I received your letter and you all got home all right and I was so glad to see Catello and Francie and all of you. I have been very sick all week. I have been suffering something terrible. I can hardly get my breath some days and my heart is very bad because my left lung is so bad. I am sorry to let you hear this bad news but I can not help it. I am tired of living and suffering the way I am suffering you can not blame my lungs and heart are getting weaker every day no sleep only cough.

If Papa comes up to see me Sunday tell him not to bring me nothing because it only gets bad on me it costs so much money. Only what would like a bottle of grape juice.

Best love and kisses to Grandma and feel awfully sorry that her legs are swellen again. I could cry my eyes blind but it won’t do me no good only worse.

Best love and kisses to poor Papa and my dear children.

Your loving Mother

L. Lanzaro

If you only knew how bad I feel writing this letter I have such pains.


Larry Notes:

Louisa died at the clinic on July 16, 1920, at the age of 35. She was buried in the family plot at St. Joseph’s Cemetery in Keyport, NJ. Dad was 7 years old at the time, Toots was 8, Cat 12, Larry 13, Joe 15, Ciro 38, and Petronilla 76.

Millie LaMura and Charlie Mastellone were married on June 2, 1921.
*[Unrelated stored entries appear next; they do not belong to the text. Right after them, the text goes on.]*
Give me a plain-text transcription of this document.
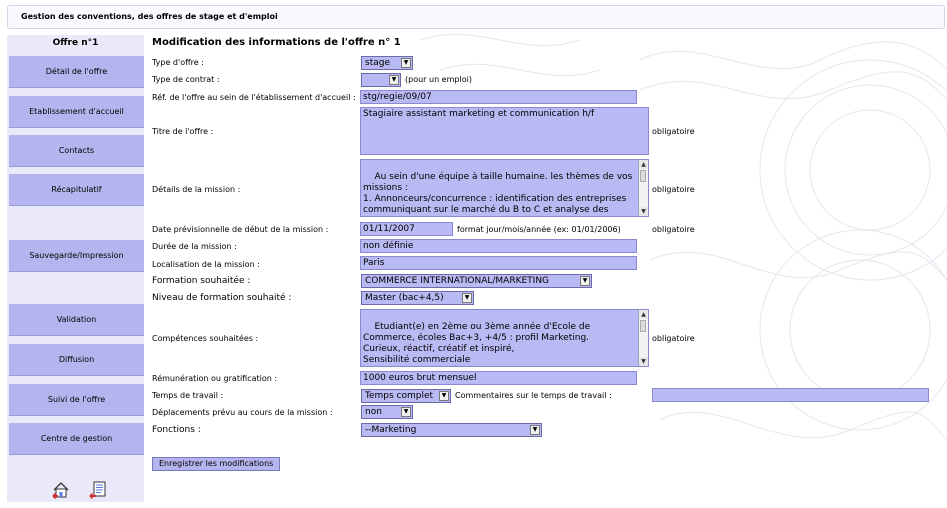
Gestion des conventions, des offres de stage et d'emploi
Offre n°1
Détail de l'offre
Etablissement d'accueil
Contacts
Récapitulatif
Sauvegarde/Impression
Validation
Diffusion
Suivi de l'offre
Centre de gestion
Modification des informations de l'offre n° 1
Type d'offre :	stage	▼
Type de contrat :	▼	(pour un emploi)
Réf. de l'offre au sein de l'établissement d'accueil : stg/regie/09/07
Titre de l'offre :
Stagiaire assistant marketing et communication h/f
obligatoire
Détails de la mission :

Au sein d'une équipe à taille humaine. les thèmes de vos missions :
1. Annonceurs/concurrence : identification des entreprises communiquant sur le marché du B to C et analyse des

▲

▼

obligatoire
Date prévisionnelle de début de la mission :	01/11/2007	format jour/mois/année (ex: 01/01/2006)	obligatoire
Durée de la mission :	non définie
Localisation de la mission :	Paris
Formation souhaitée :	COMMERCE INTERNATIONAL/MARKETING	▼
Niveau de formation souhaité :	Master (bac+4,5)	▼
Compétences souhaitées :

Etudiant(e) en 2ème ou 3ème année d'Ecole de Commerce, écoles Bac+3, +4/5 : profil Marketing.
Curieux, réactif, créatif et inspiré,
Sensibilité commerciale

▲

▼

obligatoire
Rémunération ou gratification :	1000 euros brut mensuel
Temps de travail :	Temps complet	▼	Commentaires sur le temps de travail :
Déplacements prévu au cours de la mission :	non	▼
Fonctions :	--Marketing	▼
Enregistrer les modifications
Baby Frankie died at the Metropolitan Hospital in Manhattan, NY, on September 15, 1921, about a year after his mother. He was 3 years old. Cause of death was bronchial pneumonia. How did he get from the farm in Morganville to a hospital in New York City? His death certificate lists his residence as 941 Newkirk Avenue, in Brooklyn. This was the home of his grandmother, Amelia Leier, Louisa’s mother. One can only conjecture that when it became obvious that Louisa would not be returning home any time soon, the families decided it would be better for the baby to be with his 54-year-old grandmother in Brooklyn than on a farm in the “sticks”. Unfortunately, poor little Frankie would last only a year. The death certificate shows he was sick for two months before he died. He was buried in St. Joseph’s Cemetery in Keyport with his two brothers Salvatore, and his mother. Petronilla would follow in 1934, and Ciro in 1944.

Besides Louisa, Tuberculosis took the lives of her sister Minnie in 1919, her brother Charles in 1926, her nieces Bertha and Dorothy Kazalski in 1931 and 1933, and her sister Birdie in 1941.